The vuvuzela horn that produces that annoying buzzing sound at the world cup games had threatened to spread from South Africa around the world. An Abu Dhabi businessman, Dhia al-Din, had planned to import 10,000 of them into the United Arab Emirates. But the trusty General Authority of Islamic Affairs and Endowments in that country has intervened on public health grounds, issuing fatwa number 11625. The fatwa or considered legal opinion, holds that scientific studies show that sounds over 100 decibels are bad for the hearing, and that the typical vuvuzela emits 126 decibels. So unless someone can invent a soft-spoken vuvuzela (and what would be the point of *that*?), the instrument is illicit in the Emirates.

The more mischievous parts of the blogosphere are arguing over whether the death penalty is actually appropriate here.

Western discourse about fatwas, most of which are perfectly sensible, has tended to focus on the sensational or extreme, but this one is an example of solid Muslim jurisprudence based on the principle of public welfare.

Now if only the muftis’ attention could be drawn to the kazoo.

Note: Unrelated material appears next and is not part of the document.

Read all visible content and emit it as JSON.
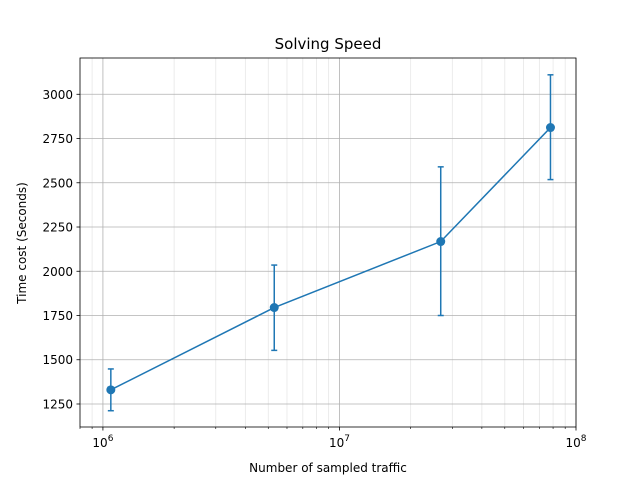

Meanwhile, here is what the film Invictus should actually have sounded like with verisimilitude:

7 Responses

  1. Fatwa decrees vuvuzela haram above 100 decibels
    Eugene Harnan

    To be scientific about this, one needs to specify at what distance the sound is measured. If it is measured at the mouth of the horn that would be an improper measurement. Usually scientific audio measurements are taken at 1 Meter from the source. Almost any horn; bugle, trumpet or even a kazoo will measure more than 100dB and probably 126dB if measured close enough to the source. Beyond that distance the inverse square law takes over and the levels are reduced drastically at every doubling of the distance from the noise source. Time of exposure also comes into play. If one puts one’s ear in the mouth of a vuvuzela one might experience 126dBs but only for a short time since one would naturally jerk their head away to avoid the sound thus making the time of exposure very short and the likelihood of damage very small.
    Regards,
    Michael D. Adams
    Chief Engineer, OMI LLC

  2. Is this why I’ve never seen a middle eastern accordionist?

    • I wonder if loudspeakers used for call to prayer might be condemned by fatwas, as they may produce sound greater than 100 decibles?

  3. This is hilarious, thanks. I will not shed any tears over Vuvuzelas. These buzzing bees hijacked one of the best parts of the game. The fans noise. Also the players couldn’t communicate effectively. So I am holding them responsible if the Netherlands lose tomorrow. And I will also substitute Paul’s luscious mussel with a vuvuzela. Nahh.. he is too cute.

  4. Not a bad idea to reduce the nuissance of noise – just one question bugs my mind: what’s this got to do with religion? A Fatwa is a religious (legal) opinion. If the Vuvuzela (or this tremendous loud music at wedding parties) is damaging to the public health shouldn’t the Ministry of Health step in? But I guess it’s meant well.